Arino me semble un idéaliste souhaitant rester petit garçon spécial. Il encourage et pousse vers l’Église, pratique le prosélytisme pour l’institution et les institutions. Une phrase fameuse, je crois dite ou rapportée par Pasolini, trouve ici un renfort de premier choix : « Les gays sont des Christ ratés ». Les propos d’Arino renvoient constamment à ce complexe – et puis comme tous les gens grandioses, il faut bien remettre sa mégalomanie à quelque chose capable de la canaliser, lui donner du sens et la flatter. Naturellement l’aspiration absolutiste et le déni des différences individuelles sont au rendez-vous. Arino nie la diversité, veut jeter les autres dans le même sac (avec du bien et du moins bien) et place tous ses camarades en orientation « dans le milieu » ; ce qui lui permet de le mettre en opposition à l’affiliation religieuse – il faut alors choisir le bon camp or, comme il se veut rationnel, comme il l’apprécie et ne peut faire autrement, il ne saurait prétendre que l’homosexualité est une invention – donc il plaide pour la chasteté, en laissant aux homosexuels leur identité présumée d’amuseurs lunaires.
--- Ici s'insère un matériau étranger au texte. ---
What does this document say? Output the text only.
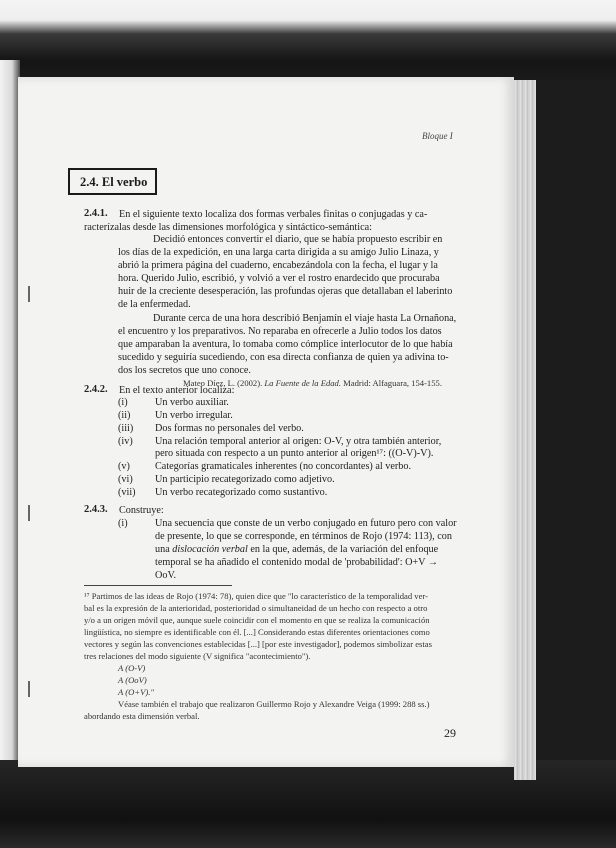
Bloque I
2.4. El verbo
2.4.1. En el siguiente texto localiza dos formas verbales finitas o conjugadas y ca-
racterízalas desde las dimensiones morfológica y sintáctico-semántica:
Decidió entonces convertir el diario, que se había propuesto escribir en
los días de la expedición, en una larga carta dirigida a su amigo Julio Linaza, y
abrió la primera página del cuaderno, encabezándola con la fecha, el lugar y la
hora. Querido Julio, escribió, y volvió a ver el rostro enardecido que procuraba
huir de la creciente desesperación, las profundas ojeras que detallaban el laberinto
de la enfermedad.
Durante cerca de una hora describió Benjamín el viaje hasta La Ornañona,
el encuentro y los preparativos. No reparaba en ofrecerle a Julio todos los datos
que amparaban la aventura, lo tomaba como cómplice interlocutor de lo que había
sucedido y seguiría sucediendo, con esa directa confianza de quien ya adivina to-
dos los secretos que uno conoce.
Mateo Díez, L. (2002). La Fuente de la Edad. Madrid: Alfaguara, 154-155.
2.4.2. En el texto anterior localiza:
(i)	Un verbo auxiliar.
(ii) Un verbo irregular.
(iii) Dos formas no personales del verbo.
(iv) Una relación temporal anterior al origen: O-V, y otra también anterior,
pero situada con respecto a un punto anterior al origen¹⁷: ((O-V)-V).
(v) Categorías gramaticales inherentes (no concordantes) al verbo.
(vi) Un participio recategorizado como adjetivo.
(vii) Un verbo recategorizado como sustantivo.
2.4.3. Construye:
(i)	Una secuencia que conste de un verbo conjugado en futuro pero con valor
de presente, lo que se corresponde, en términos de Rojo (1974: 113), con
una dislocación verbal en la que, además, de la variación del enfoque
temporal se ha añadido el contenido modal de 'probabilidad': O+V →
OoV.
¹⁷ Partimos de las ideas de Rojo (1974: 78), quien dice que "lo característico de la temporalidad ver-
bal es la expresión de la anterioridad, posterioridad o simultaneidad de un hecho con respecto a otro
y/o a un origen móvil que, aunque suele coincidir con el momento en que se realiza la comunicación
lingüística, no siempre es identificable con él. [...] Considerando estas diferentes orientaciones como
vectores y según las convenciones establecidas [...] [por este investigador], podemos simbolizar estas
tres relaciones del modo siguiente (V significa "acontecimiento").
A (O-V)
A (OoV)
A (O+V)."
Véase también el trabajo que realizaron Guillermo Rojo y Alexandre Veiga (1999: 288 ss.)
abordando esta dimensión verbal.
29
Son horrible volonté d’inclusion et de servage s’est confirmée dans les vidéos où il intervient suite à cet essai. Il veut enfermer ses homologues – non dans un rôle ‘de cul’, c’est sa simple différence avec les ‘gays’ habituellement ‘hautement’ visibles en-dehors des revendications. Il veut de la follitude et du catholicisme – mais de la follitude au service de ! Malgré toutes ses prétentions et ses apparences, Arino est symptomatique des supposés vices profonds de la société, de ce qu’il dénonce (après y avoir bien goûté et en conservant des restes tenus pour innocents) ; il a effectivement les manières surfaites et les poses aberrantes des homosexuels des ‘médias sociaux’ (la fibre artistique étant le versant positif de ce théâtre) ; il entremêle son ego et sa mission dévouée (dans une vidéo encore, sa part de projection va jusqu’à généraliser l’aspiration à être des anges), a une attitude de troll involontaire (ses chansons ressemblent à ce qu’un comique déglingué compose pour parodier l’objet de son exaspération – ou à type régressant dans la bonne humeur). Cette confusion entre la bonne volonté catholique et la sienne, sa vérité d’individu exhibitionniste et sa vérité de personne engagée, est gênante et le rend suspect.